Simone Rocha
After a mad-dash year traveling through Europe, Asia, and America, presenting two critically lauded collections, and earning a nomination for the inaugural LVMH Young Fashion Designer Prize, Dublin-born, London-based designer Simone Rocha is living in the now. Speaking from her new studio in the East End amid preparations for her collaboration with denim giant J Brand, Rocha, who arrived in London in 2008 for the master’s course at Central Saint Martins, found her new surroundings to be “a completely different landscape, to say the least.” The 27-year-old quickly emerged from fashion’s youthquake epicenter with a fully matured vision and debuted her first collection of deconstructed separates with the talent incubator Fashion East in 2011. But what brought Rocha to the forefront of the London scene—in addition to the covetable Perspex-heeled brogues that landed her on the shelves of Opening Ceremony, Colette, and Dover Street Market‚ is her knack for remixing tech fabrics, PVC, and Irish heritage crafts with a subversive gender mash-up of distinctive feminine and masculine shapes (think oversize tomboyish jackets rendered in lace), tapping into an intellectual, ladylike cool. “It’s always about creating a tension—between masculinity and femininity, or hard and soft, or natural and man-made,” she explains.

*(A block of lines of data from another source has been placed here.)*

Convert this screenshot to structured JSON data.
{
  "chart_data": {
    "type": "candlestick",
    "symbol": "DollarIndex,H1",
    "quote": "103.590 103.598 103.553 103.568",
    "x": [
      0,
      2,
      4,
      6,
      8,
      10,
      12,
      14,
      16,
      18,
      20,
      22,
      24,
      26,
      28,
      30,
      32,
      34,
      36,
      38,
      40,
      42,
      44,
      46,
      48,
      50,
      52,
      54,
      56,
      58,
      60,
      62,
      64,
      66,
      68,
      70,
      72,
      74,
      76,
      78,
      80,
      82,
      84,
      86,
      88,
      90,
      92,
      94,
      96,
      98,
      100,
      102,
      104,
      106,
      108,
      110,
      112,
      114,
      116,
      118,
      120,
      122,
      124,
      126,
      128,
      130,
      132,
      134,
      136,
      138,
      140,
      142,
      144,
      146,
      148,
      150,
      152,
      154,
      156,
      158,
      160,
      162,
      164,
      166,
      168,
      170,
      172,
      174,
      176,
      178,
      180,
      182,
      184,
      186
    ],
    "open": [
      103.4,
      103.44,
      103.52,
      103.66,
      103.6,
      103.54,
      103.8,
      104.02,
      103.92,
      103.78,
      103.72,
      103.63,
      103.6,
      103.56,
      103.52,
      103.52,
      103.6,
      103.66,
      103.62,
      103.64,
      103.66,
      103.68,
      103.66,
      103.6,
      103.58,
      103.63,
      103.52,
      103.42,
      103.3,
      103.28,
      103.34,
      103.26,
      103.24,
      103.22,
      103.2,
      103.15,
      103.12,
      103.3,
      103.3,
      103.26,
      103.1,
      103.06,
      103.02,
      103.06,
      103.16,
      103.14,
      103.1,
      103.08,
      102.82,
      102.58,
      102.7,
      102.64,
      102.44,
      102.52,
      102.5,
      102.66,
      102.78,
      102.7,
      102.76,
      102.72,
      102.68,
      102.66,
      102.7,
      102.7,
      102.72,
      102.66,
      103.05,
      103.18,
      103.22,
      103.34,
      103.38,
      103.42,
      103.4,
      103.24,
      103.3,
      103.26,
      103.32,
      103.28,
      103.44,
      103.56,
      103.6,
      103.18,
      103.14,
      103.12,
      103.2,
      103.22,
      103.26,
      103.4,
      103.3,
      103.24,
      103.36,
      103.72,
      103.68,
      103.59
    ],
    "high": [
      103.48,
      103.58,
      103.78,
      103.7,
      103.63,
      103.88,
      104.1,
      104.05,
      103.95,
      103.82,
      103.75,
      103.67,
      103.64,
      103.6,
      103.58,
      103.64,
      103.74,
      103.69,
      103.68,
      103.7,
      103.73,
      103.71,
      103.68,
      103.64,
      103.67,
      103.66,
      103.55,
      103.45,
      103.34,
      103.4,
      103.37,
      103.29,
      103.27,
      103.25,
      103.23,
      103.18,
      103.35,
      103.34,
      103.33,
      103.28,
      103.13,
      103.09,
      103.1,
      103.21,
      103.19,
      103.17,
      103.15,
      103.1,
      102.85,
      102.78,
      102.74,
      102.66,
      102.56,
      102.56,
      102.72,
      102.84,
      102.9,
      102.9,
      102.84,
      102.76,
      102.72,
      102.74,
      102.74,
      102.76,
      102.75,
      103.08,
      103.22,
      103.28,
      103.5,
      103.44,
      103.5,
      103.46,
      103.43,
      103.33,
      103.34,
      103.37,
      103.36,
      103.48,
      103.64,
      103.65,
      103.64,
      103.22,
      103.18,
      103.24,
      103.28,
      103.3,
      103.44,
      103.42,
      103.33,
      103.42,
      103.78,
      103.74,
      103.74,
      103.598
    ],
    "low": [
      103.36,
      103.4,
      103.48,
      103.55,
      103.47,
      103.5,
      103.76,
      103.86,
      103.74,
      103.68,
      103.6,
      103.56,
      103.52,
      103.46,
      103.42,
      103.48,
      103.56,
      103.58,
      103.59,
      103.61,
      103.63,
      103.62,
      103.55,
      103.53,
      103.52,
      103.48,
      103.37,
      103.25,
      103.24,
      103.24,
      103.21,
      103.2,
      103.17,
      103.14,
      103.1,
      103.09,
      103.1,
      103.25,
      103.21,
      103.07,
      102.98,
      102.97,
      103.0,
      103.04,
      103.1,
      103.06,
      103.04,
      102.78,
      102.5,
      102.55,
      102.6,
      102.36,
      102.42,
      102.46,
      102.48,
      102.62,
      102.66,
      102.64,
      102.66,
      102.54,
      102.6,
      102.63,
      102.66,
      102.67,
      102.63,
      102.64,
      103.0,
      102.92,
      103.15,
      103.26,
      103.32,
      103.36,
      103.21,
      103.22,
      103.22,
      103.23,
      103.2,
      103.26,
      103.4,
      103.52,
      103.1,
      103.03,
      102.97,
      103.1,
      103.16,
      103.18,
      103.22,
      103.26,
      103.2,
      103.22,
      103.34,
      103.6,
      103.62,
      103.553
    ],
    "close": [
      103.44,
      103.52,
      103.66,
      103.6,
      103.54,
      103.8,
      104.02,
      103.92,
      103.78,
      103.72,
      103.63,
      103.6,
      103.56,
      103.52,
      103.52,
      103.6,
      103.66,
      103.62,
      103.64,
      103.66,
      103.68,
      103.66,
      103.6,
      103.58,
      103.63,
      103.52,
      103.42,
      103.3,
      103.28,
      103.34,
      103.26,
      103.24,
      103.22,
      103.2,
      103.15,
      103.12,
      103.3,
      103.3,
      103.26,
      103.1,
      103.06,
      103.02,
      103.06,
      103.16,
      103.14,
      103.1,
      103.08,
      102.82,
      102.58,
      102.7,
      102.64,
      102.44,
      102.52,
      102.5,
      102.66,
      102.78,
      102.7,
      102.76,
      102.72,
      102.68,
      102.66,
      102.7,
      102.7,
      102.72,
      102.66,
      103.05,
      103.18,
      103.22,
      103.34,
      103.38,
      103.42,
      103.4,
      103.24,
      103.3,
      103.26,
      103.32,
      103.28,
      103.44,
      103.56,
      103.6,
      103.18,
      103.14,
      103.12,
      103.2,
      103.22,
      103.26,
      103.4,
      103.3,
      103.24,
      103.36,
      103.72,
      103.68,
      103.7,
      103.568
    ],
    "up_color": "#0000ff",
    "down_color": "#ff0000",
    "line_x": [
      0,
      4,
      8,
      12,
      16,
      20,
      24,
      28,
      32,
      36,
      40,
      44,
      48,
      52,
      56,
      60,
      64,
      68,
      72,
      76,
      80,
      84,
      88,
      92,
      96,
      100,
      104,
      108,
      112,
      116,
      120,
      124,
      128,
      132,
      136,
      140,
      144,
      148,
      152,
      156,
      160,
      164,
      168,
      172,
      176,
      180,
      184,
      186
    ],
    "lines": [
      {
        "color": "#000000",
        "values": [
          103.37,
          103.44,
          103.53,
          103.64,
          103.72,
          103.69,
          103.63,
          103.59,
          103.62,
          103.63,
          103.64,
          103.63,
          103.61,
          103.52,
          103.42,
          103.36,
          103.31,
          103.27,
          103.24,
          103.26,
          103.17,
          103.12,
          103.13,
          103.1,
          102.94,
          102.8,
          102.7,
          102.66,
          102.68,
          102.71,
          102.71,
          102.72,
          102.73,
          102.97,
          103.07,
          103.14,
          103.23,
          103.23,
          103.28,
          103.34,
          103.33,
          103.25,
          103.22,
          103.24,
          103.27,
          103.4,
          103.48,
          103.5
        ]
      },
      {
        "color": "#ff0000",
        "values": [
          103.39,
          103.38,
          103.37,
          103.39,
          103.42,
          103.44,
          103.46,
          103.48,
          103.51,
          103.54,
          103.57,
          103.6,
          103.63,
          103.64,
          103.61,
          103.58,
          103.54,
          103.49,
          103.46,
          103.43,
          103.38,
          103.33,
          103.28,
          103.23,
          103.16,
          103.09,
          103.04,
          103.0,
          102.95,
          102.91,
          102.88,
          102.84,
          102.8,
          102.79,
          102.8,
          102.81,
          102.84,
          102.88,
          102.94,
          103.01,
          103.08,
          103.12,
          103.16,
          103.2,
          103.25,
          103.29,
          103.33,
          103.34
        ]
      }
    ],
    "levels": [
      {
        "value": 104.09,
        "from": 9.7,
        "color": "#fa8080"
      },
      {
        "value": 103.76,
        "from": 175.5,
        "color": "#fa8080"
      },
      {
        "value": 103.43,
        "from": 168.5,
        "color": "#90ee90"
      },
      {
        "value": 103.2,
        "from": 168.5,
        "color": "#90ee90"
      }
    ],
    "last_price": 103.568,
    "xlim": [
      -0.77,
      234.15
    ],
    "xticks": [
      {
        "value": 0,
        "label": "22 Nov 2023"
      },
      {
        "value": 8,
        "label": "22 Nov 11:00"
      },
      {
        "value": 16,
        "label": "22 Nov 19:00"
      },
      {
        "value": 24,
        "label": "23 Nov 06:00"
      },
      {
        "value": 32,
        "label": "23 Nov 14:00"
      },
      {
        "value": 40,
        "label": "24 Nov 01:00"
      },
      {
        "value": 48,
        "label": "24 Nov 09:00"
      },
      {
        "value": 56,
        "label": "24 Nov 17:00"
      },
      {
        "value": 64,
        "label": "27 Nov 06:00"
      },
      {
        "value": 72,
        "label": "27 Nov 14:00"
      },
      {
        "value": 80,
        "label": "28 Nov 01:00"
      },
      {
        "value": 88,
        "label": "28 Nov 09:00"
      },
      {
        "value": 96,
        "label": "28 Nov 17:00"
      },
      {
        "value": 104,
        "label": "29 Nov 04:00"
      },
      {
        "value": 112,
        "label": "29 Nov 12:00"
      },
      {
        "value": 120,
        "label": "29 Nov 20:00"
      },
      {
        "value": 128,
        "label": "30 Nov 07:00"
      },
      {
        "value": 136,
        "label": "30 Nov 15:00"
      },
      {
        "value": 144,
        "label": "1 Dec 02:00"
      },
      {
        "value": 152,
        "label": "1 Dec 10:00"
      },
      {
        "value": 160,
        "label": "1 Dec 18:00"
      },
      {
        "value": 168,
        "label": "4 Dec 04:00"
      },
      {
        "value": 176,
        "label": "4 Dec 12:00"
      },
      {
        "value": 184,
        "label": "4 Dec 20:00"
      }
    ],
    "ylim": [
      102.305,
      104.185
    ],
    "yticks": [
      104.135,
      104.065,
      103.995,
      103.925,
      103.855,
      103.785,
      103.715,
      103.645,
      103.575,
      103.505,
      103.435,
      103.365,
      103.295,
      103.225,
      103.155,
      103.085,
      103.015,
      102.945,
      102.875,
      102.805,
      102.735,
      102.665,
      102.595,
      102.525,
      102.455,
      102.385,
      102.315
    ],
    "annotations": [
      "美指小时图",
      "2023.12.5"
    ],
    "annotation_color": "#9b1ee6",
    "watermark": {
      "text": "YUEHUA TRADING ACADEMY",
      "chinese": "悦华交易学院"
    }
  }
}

It’s clear that for Rocha, who gets inspiration as easily from the day-to-day of her native country (from “the sea or someone selling vegetables out of a pram,” she says) as from the textile work of Louise Bourgeois and Japanese erotic photographer Nobuyoshi Araki, alchemizing opposing forces is at the core of her process. But Rocha finds the real women in her life—her friends, her mother, Odette, and her Irish and Chinese grannies, “strong women with femininity”—the main catalyst for her designs. Those women anchored her fall 2014 collection, which took its cue from an exhibit of Elizabethan-era paintings Rocha took in at London’s National Portrait Gallery.
“It was so still, but it was so strong. Even though it was decorative, I thought it felt quite cool. It didn’t feel dated. That felt powerful to me,” she reflects. The strength she recognized—translated into voluminous, rounded silhouettes echoing the period’s farthingales and doublets, exaggerated, sculptural hips, snakeskin-printed embossed leather, tartan frocks with cut-outs and tulle insets, liberal use of faux fur, and a succession of erotically charged pink-and-red-checked transparent dresses—spiked the Simone Rocha gamine with a punkish rebellion.
“It’s always pushing forward,” Rocha says of her vision. “But it will always have the same soul.”